I think there was some ambiguity in my explanation for #5349 (issue) in
#5384 (PR), but what I meant was exactly the changes in this PR.
---
 sktime/forecasting/arch/_uarch.py                | 16 +++++++++++-----
 sktime/forecasting/tests/test_all_forecasters.py |  2 +-
 2 files changed, 12 insertions(+), 6 deletions(-)

diff --git a/sktime/forecasting/arch/_uarch.py b/sktime/forecasting/arch/_uarch.py
index c637902150e..62098f2530f 100644
--- a/sktime/forecasting/arch/_uarch.py
+++ b/sktime/forecasting/arch/_uarch.py
@@ -251,6 +251,7 @@ def _fit(self, y, X=None, fh=None):
         if fh:
             self._horizon = fh
 
+        y_name = y.name
         self._forecaster = _ARCH(
             y=y,
             x=X,
@@ -277,6 +278,7 @@ def _fit(self, y, X=None, fh=None):
             options=self.options,
             backcast=self.backcast,
         )
+        y.name = y_name
         return self
 
     def _get_arch_result_object(self, fh=None, X=None):
@@ -344,7 +346,7 @@ def _predict(self, fh, X=None):
         y_pred = pd.Series(
             ArchResultObject.mean.values[-1],
             index=full_range,
-            name=str(self._y.name),
+            name=self._y.name,
         )
         y_pred = y_pred.loc[abs_idx.to_pandas()]
         y_pred.index = self._horizon.to_absolute_index(self.cutoff)
@@ -398,11 +400,15 @@ def _predict_interval(self, fh, X, coverage):
             upper_int = mean_forecast + (z_critical * std_err)
             lower_df = pd.DataFrame(
                 lower_int,
-                columns=[y_col_name + " " + str(alpha) + " " + "lower"],
+                columns=[
+                    y_col_name if y_col_name else "0" + " " + str(alpha) + " " + "lower"
+                ],
             )
             upper_df = pd.DataFrame(
                 upper_int,
-                columns=[y_col_name + " " + str(alpha) + " " + "upper"],
+                columns=[
+                    y_col_name if y_col_name else "0" + " " + str(alpha) + " " + "upper"
+                ],
             )
             df_list.append(pd.concat((lower_df, upper_df), axis=1))
         concat_df = pd.concat(df_list, axis=1)
@@ -410,7 +416,7 @@ def _predict_interval(self, fh, X, coverage):
             OrderedDict.fromkeys(
                 [
                     col_df
-                    for col in y_col_name
+                    for col in (y_col_name if y_col_name else "0")

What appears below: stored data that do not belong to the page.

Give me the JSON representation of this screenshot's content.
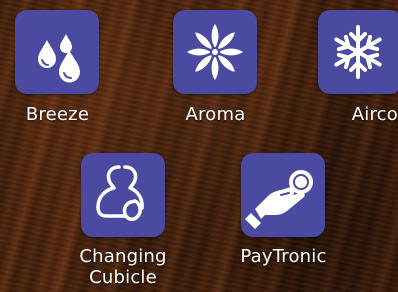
{
  "services": [
    {
      "label": "Breeze",
      "icon": "water-drops-icon"
    },
    {
      "label": "Aroma",
      "icon": "flower-icon"
    },
    {
      "label": "Airco",
      "icon": "snowflake-icon"
    },
    {
      "label_line1": "Changing",
      "label_line2": "Cubicle",
      "icon": "changing-cubicle-icon"
    },
    {
      "label": "PayTronic",
      "icon": "hand-coin-icon"
    }
  ],
  "colors": {
    "tile": "#4a4aa0",
    "icon": "#ffffff",
    "label": "#ffffff"
  }
}
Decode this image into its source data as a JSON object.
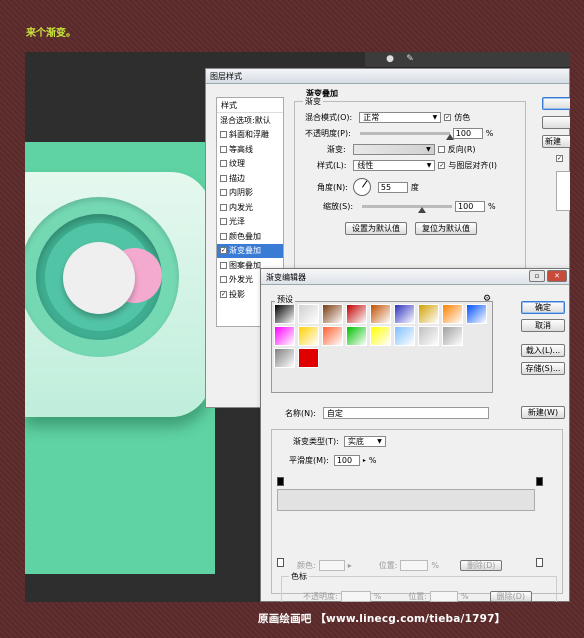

                     for col_df in concat_df.columns
                     if col in col_df
                 ]
@@ -425,7 +431,7 @@ def _predict_interval(self, fh, X, coverage):
         final_columns = list(
             itertools.product(
                 *[
-                    [y_col_name],
+                    [y_col_name if y_col_name else 0],
                     coverage,
                     df.columns.get_level_values(2).unique(),
                 ]
diff --git a/sktime/forecasting/tests/test_all_forecasters.py b/sktime/forecasting/tests/test_all_forecasters.py
index 3bff7ad35e4..07929a18e30 100644
--- a/sktime/forecasting/tests/test_all_forecasters.py
+++ b/sktime/forecasting/tests/test_all_forecasters.py
@@ -383,7 +383,7 @@ def get_expected_columns():
 
         found = pred_ints.columns.to_flat_index()
         msg = (
-            "columns of returned prediction interval DataFrame do not"
+            "columns of returned prediction interval DataFrame do not "
             f"match up with expected columns. Expected: {expected},"
             f"found: {found}"
         )